Hi! Happy to have you here for the interview. Would you mind telling the readers abut yourself?
I am Hengzhi Gong and I am 26. I am from Chongqing, China. Now I am living in London as a research student at RCA, my primary medium is painting.
Do you remember a specific point in time you realised you wanted to be an artist?
I started to paint when I was in my undergraduate in China. At that time, I was studying information engineering and I was bored of programming on the computer every day. At that time I was thinking about doing something else, and I realised that I had thousands of expressions wanted to express loudly. Therefore, I went to an art shop to get some paints and brushes and started to paint.
I think I realised I was an artist when the first time I came to the art shop:)
How do you get inspired? And what is your creative process like?
I care about politics, especially what is happening in China. My works always come from China’s current social and political issues; then, I weave an absurd narrative to give everyday images in my painting a particular political allegory.
I create to express. I am a reticent Chinese who seldom speaks much. My personality conveys itself implicitly, which does not so much exist in my daily behaviour but surfaces in paintings where my thoughts and emotions reside. In my paintings, I do not merely want to document my experiences, dreams and imagination through my paintings, but also utilise forces as another voice to express my identity, political opinions and others thoughts which I could hardly speak out loud in my real life.
How would you define yourself as an artist?
I define myself as a political artist who keeps a distance from political activity. I care about politics, but I wish to be an outsider of it like Walter Benjamin, which could give me a more precise view to observe it. My works, as I wrote in the last question, as another language for me to express my thoughts.
Absurd, dreams and fantasy. I guess I am proud of my every work, so there is no ‘proudest’. I wish to use my works to explore how everyday images could obtain a political allegory through absurd narrative and analyse how to produce a Chinese subjectivity under postcolonisation.
Who are the artists you look up to?
-German Neo-expressionist painting: Daniel Richter, Jorg Immendorff, Markus Lüpertz… Dana Schutz, Nicole Eisenman, Peter Doig, Luc Tuymans… Fredric Jameson, Walter Benjamin, Craig Owens…
What memorable responses have you got from your works?
I think it is quite interesting to re-see some works of mine created when I started painting. At that time the theme of my works was ‘express myself’. The techniques inside are not good, but the expressions are strong, like there are some primitive impulses inside. I believe painting for me is not only a method, but a part of myself.
How being in isolation in 2020 has affected you related to the art practice?

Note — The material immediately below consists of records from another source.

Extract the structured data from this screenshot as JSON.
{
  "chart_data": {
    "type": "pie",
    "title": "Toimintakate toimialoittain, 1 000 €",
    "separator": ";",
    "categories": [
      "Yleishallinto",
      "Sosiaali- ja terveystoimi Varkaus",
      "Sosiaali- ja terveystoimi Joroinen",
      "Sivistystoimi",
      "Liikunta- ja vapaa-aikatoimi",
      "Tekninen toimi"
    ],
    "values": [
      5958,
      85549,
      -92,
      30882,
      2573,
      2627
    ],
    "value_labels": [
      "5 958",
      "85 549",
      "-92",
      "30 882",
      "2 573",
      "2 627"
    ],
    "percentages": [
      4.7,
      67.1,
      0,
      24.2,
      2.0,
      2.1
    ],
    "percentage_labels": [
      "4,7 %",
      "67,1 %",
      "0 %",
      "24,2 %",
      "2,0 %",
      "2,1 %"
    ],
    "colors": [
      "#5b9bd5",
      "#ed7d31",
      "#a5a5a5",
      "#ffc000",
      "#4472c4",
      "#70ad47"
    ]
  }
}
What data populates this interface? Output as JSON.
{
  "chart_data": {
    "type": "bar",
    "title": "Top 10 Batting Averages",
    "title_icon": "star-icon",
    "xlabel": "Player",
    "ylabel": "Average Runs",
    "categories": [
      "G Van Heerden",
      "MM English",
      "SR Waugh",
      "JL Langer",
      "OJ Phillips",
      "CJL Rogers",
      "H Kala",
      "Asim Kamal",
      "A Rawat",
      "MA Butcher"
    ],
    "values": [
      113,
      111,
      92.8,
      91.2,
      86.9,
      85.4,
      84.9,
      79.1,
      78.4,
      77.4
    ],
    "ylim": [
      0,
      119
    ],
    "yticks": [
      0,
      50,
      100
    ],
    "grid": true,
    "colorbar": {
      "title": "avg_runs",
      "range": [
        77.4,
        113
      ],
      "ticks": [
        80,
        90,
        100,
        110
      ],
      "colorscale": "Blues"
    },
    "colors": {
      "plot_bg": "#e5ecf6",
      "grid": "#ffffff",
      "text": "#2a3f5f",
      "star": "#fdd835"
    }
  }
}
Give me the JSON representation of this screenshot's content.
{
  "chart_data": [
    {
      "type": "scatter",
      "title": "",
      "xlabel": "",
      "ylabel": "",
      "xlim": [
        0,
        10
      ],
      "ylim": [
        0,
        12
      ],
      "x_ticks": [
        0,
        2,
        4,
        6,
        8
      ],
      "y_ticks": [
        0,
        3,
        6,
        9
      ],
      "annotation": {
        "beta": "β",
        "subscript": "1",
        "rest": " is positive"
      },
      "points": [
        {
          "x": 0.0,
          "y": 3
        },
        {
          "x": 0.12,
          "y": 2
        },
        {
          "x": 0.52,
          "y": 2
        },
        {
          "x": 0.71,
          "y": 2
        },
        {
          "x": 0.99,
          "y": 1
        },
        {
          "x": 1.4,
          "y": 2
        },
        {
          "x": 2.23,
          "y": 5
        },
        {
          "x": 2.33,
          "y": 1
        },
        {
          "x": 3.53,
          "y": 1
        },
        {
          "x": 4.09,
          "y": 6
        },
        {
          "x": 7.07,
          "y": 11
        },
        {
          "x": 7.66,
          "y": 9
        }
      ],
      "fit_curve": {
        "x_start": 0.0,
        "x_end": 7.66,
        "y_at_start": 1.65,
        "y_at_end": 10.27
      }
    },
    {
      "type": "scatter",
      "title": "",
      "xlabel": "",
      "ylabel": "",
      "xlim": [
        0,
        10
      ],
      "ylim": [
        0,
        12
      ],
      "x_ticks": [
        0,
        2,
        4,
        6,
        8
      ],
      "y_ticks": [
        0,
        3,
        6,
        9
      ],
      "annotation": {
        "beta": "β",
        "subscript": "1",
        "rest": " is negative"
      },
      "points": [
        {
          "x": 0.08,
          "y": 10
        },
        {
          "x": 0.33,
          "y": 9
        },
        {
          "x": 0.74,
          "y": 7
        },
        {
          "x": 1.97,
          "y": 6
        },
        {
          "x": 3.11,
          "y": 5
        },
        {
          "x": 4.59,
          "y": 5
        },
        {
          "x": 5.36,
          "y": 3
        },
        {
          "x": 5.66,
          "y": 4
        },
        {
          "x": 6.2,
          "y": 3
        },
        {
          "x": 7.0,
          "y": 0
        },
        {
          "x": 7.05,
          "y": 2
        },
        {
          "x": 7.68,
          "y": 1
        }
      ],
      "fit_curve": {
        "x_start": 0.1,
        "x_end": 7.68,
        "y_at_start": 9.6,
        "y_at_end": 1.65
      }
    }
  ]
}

I created several works about the pandemic in the beginning. However, the lockdown made my studio in the college closed, thus I could not make big paintings. In this vein, I bought an apple pencil to paint on the iPad, which worked really well. I guess this pandemic let the stubborn me, who had refused to do any digital art in the past, have a romance with the digital art, and in the future I wish to make more experiments on the iPad.
Why should the audience/collectors be interested in your works?
The narrative. Inside my painting, there always is a whimsical, absurd and black-humour narrative inside. The use of colour, composition and brushstroke. The subjectivity. Unlike some other Chinese political artists who take advantage of westerners’ ignorance of China and create an exotic evil country to satisfy their vanity and prejudice over an exotic third-world country, the expression inside my works has a Chinese subjectivity concerning about the fate of individuals in China instead of any grand narrative under post colonisation.